25 October 2007

Postcards From the Trash Heap: The Disappearing Tracks of the Thought Thief

So the previous entry "Postcards From the Edge" was an old idea meant to be workshopped here with an eye on submission to McSweeneys Internet Tendency, which I thought suited the tenor of the piece, anchored as it is to easy wordplay and pop-obscure allusion. Turns out I was right, because McSweeneys published somebody else's version of the same concept last year:


This writer takes a different approach, tracing U2's career through the ages and ultimately it's a MUCH more polished piece than mine. And funny. The writer has published extensively on McSweeneys.net as well as on Nerve.com and a number of other lesser-known literary-type-places.

I could swear that I rehearsed a voiceover version of this in a bad Irish accent on a disgusting plaid couch in Boston before I ever even journeyed midwestward, so over FOUR years ago. I could swear. But maybe my mind plays tricks and I unwittingly plucked the idea out of the ether. It's possible the memory is fabricated or out of sequence. This, ultimately, is why we write things down. As a supplement to our cobwebbed memories. It's an idea at least as old as Plato's Phaedrus. So this is the marshy terrain of intellectual property. I thought of it, you thought of it ... but if you write it down (and publish it), you stick a flag in the idea and all else is relegated to the status of hearsay.

Coincidentally, just a week or so ago, I dealt with plagiarism in a student's paper for the first time. I was incensed, and then saddened, and then nervous and she was contrite and then tears... But then I was shaken from my righteousness by a conversation that roused a dormant memory. I cheated when I was an undergraduate too. I went out to do godknowswhat and roommate and energetic philosopher Mike wrote my paper on Rousseau. He may have even volunteered to do it (he would read Nietzsche WHILE doing pushups). It's not the same as pasting sentences from Sparknotes into your paper, but still cheating.

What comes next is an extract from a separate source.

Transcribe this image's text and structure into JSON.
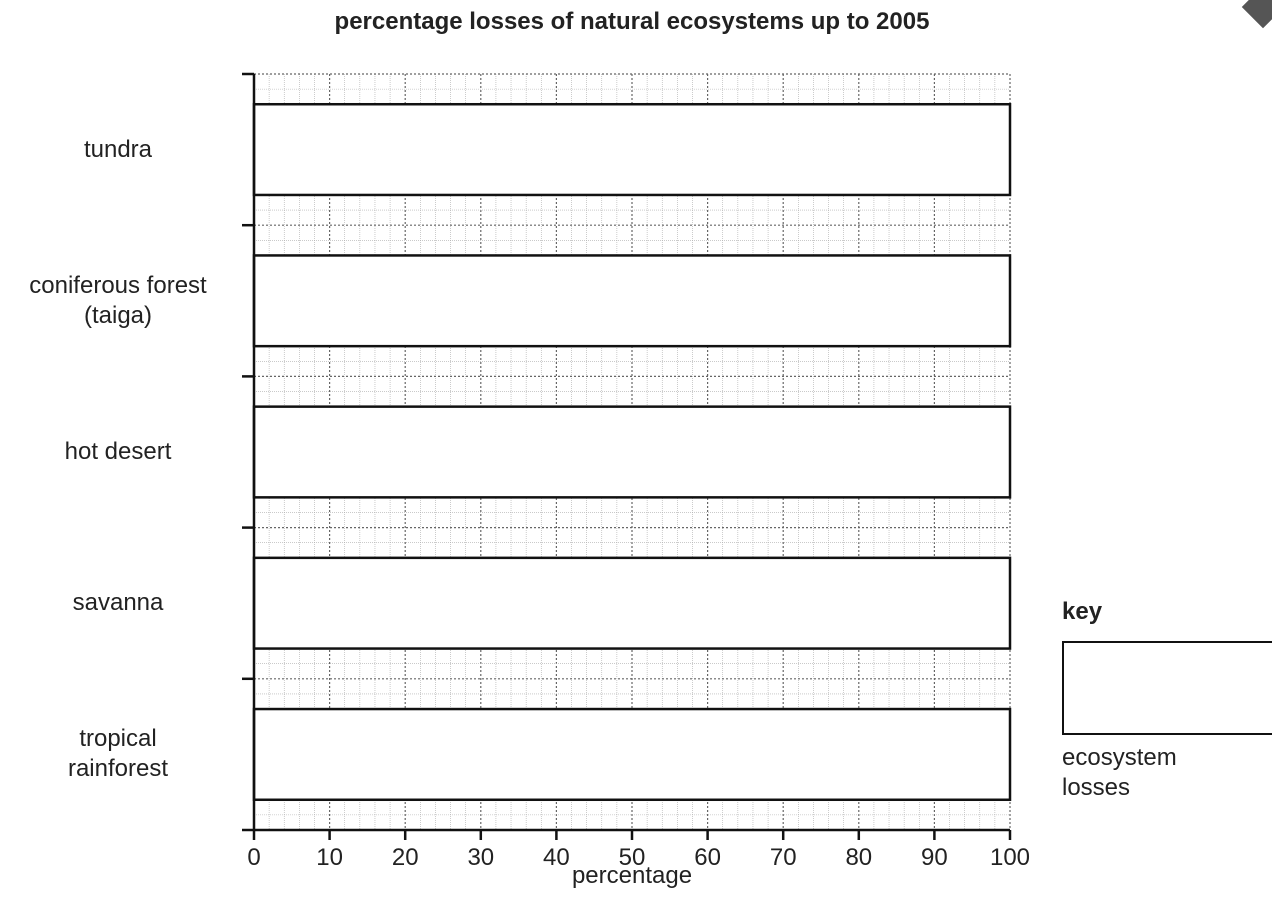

AND THEN (as if life spun out like the "threads" of the web) last night, I finally saw the documentary about Marla Olmstead, four year old painter. And though her story certainly does generate questions about modern art and its interpretations, Marla's paintings seem to be a HOAX of the first order, which resonated with the discussion of my dissertation writing group earlier that day, as a friend and colleague is writing about "fake" autobiographies (I just now realized she should call this chapter "Grand Theft Auto," a stolen self). She's looking at early 20th century examples like James Weldon Johnson's "Autobiography of an Ex-Coloured Man," which was a fiction presented as fact in 1912 to cash in on the cache of African-American true-life testimony that had currency since the slave narrative and then re-presented as a novel during the Harlem Renaissance, when it was ok for a black man to be outed as an avant-garde Modernist . But it made me think of Oprah-disgraced James Frye or doubts clouding the veracity of Dave Eggers pomo-memoir. In each case, it's a convoluted idea market.

To sum up: sometimes you get there and there's already a flag. Sometimes you plant your flag in someone else's rightful spot. Sometimes you willfully plant the wrong flag.


Shawna said...

It's cool to read your writing. I totally remember that crusty plaid couch.

Madhurima said...

I guess the one thing film does establish about the nature of Modern Art is that, really, its meaning continues to depend on who the artist is. If we take into question the nature of modernism itself, of course this is no shock.

Still, I wonder, what would have happened if the parents had said from the beginning (if, that is, they did help out the kid) that she was getting direction? I mean, child mathematicians get taught math, child musicians are expected to get training from their music teachers, etc. What is it about art that insists that it be completely "original"?